In another singularly hilarious image, this one meant to expose the contradictions of American domestic priorities, an astronaut (a man in a white cotton one-piece, with a futuristic-looking pilot’s helmet) reaches for the moon (a cardboard crescent wrapped in tinfoil) while standing on the backs of three rather confused-looking black children (three confused-looking black children).

Although their quality varies considerably, all the images in Tricontinental succeed in giving concrete expression to a means of production that was itself political, analogous to guerrilla warfare — making the most of limited technology and/or arms by dint of manpower, charisma, and ingenuity. This ethos of finding opportunity in necessity also defined the American counterculture and the peace movement, which also shared the Cuban affection for the silkscreen, and for radical politics (up to a point).

While the young Cuban artists at OSPAAAL were ambivalent about the aesthetic influence of their enormous neighbor to the north — Rostgaard was purportedly bemused to learn from an American magazine that he was practicing “pop art.” But the remarkable thing is that their publication never looked as if it were co-opting trippy Yanqui graphics and far-out motifs to repurpose them for the party line. On the contrary, in the pages of Tricontinental, communist revolution through armed struggle emerged as the farthest-out trip of all.

It’s worth remembering that the magazine took its name from the Tricontinental Congress of January 1966, a convocation of revolutionary states and organizations at the Chaplin Theatre in Havana, chaired by Castro.

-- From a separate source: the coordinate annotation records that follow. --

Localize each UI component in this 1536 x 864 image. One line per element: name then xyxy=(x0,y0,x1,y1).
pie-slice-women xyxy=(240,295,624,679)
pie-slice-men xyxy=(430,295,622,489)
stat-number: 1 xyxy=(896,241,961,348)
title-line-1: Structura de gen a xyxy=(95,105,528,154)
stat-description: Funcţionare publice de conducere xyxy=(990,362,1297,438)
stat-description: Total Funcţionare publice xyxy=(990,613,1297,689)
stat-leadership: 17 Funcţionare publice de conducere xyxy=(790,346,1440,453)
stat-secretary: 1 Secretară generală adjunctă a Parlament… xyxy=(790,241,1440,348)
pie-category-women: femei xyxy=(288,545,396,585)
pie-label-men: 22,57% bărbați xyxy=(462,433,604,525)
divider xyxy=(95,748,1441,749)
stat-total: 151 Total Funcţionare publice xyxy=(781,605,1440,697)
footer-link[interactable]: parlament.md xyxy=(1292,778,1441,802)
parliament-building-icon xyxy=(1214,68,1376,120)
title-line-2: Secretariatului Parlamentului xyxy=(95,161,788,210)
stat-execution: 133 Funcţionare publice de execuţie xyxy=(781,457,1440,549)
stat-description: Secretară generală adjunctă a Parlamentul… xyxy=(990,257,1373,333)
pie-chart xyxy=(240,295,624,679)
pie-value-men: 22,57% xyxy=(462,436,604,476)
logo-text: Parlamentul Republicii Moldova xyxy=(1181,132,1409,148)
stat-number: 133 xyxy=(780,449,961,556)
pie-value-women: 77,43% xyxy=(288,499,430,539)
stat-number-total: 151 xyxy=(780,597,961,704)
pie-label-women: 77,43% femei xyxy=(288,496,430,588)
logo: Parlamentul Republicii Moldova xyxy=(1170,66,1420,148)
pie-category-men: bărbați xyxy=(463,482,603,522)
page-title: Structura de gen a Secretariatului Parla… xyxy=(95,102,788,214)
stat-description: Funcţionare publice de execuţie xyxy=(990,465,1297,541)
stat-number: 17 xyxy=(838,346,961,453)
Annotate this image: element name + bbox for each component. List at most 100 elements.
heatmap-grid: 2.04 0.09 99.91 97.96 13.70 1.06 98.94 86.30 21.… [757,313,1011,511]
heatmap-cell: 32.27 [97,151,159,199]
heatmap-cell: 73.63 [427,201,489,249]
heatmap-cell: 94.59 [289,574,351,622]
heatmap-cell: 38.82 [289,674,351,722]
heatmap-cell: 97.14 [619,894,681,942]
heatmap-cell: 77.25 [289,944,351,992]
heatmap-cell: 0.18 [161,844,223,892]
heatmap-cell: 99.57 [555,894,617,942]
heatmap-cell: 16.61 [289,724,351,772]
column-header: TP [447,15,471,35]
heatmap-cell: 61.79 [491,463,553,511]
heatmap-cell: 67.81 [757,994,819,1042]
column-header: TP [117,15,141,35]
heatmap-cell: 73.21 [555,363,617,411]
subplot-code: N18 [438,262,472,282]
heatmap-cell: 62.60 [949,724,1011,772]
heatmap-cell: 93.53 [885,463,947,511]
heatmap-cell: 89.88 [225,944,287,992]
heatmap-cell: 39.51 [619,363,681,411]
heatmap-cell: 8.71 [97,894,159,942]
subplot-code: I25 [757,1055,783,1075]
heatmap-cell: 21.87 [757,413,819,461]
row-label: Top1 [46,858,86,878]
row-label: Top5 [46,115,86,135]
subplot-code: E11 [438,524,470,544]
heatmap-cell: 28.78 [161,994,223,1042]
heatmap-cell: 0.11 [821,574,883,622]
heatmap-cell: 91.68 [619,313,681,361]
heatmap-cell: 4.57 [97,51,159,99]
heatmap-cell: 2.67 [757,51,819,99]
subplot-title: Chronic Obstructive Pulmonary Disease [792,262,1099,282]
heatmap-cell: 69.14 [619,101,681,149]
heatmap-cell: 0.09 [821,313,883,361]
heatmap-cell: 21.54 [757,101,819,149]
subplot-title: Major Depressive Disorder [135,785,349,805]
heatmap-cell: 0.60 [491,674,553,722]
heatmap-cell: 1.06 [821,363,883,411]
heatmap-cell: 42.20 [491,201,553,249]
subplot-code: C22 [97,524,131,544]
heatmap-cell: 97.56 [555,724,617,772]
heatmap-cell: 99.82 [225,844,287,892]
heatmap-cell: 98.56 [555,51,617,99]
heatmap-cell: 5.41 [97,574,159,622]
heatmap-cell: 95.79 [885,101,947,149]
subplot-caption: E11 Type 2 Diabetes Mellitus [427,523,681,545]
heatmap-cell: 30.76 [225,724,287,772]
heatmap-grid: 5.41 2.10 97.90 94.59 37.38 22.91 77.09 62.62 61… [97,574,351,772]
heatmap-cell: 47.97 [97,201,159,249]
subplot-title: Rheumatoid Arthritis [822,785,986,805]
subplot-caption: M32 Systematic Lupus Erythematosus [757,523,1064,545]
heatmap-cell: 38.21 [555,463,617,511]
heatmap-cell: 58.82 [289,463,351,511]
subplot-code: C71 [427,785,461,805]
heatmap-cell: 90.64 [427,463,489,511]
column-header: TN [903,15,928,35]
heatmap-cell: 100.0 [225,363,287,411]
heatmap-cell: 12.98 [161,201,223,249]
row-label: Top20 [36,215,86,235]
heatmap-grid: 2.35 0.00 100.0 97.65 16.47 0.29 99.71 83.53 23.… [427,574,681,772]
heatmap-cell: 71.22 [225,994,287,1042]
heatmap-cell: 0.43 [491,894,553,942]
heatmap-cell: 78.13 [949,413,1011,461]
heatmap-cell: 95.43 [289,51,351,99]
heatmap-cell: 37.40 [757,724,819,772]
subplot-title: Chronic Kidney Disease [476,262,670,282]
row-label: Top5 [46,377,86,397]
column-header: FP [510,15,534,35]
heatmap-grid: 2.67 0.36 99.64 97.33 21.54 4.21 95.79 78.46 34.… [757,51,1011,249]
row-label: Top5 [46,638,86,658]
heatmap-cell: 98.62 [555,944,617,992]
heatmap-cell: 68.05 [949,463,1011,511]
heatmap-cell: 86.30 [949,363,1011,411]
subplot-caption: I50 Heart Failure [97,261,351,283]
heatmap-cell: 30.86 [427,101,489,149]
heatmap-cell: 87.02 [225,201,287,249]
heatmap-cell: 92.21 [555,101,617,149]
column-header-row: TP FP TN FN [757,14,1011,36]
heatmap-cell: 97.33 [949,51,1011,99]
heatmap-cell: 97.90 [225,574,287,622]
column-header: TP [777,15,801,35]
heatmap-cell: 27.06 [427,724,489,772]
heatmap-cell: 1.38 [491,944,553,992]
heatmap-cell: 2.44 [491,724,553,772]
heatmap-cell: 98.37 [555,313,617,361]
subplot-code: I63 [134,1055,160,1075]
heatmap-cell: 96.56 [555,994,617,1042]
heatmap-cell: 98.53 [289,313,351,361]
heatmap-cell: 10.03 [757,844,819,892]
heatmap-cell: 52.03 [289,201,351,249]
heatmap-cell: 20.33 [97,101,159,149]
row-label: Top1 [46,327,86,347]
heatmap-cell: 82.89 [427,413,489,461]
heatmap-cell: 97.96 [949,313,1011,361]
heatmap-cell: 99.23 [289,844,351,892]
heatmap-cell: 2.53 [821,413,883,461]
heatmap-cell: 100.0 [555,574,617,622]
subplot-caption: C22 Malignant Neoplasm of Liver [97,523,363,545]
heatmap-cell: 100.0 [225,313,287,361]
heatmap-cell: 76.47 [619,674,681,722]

If you spend enough time reading neoconservative Web sites, you will eventually find the contention that the congress was the primal scene of late-twentieth-century terrorism, as Soviet agents and their Cuban henchlings began cultivating a network of operatives who would go on to sow decades of terror across the globe, culminating in 9/11. That’s quite a stretch, even if the attendees at the conference did, in fact, include a seventeen-year-old named Illich Ramirez Sanchez, later known for his “work” with the Popular Front for the Liberation of Palestine as Carlos the Jackal.

In 1975 Alfredo Rostgaard left the magazine to work for UNIAC, the Union of Cuban Artists. But the magazine continued to be published, even as the prospects for the inevitable triumph of the revolution came to seem more and more remote. Tricontinental only stopped printing around the turn of the 1990s, after the collapse of the Soviet Union, when Cuba literally ran out of ink. Whatever one thinks of the Cuban revolution and its contradictions and failures, Tricontinental’s demise seems like the noblest conclusion that any magazine could aspire to. This one included.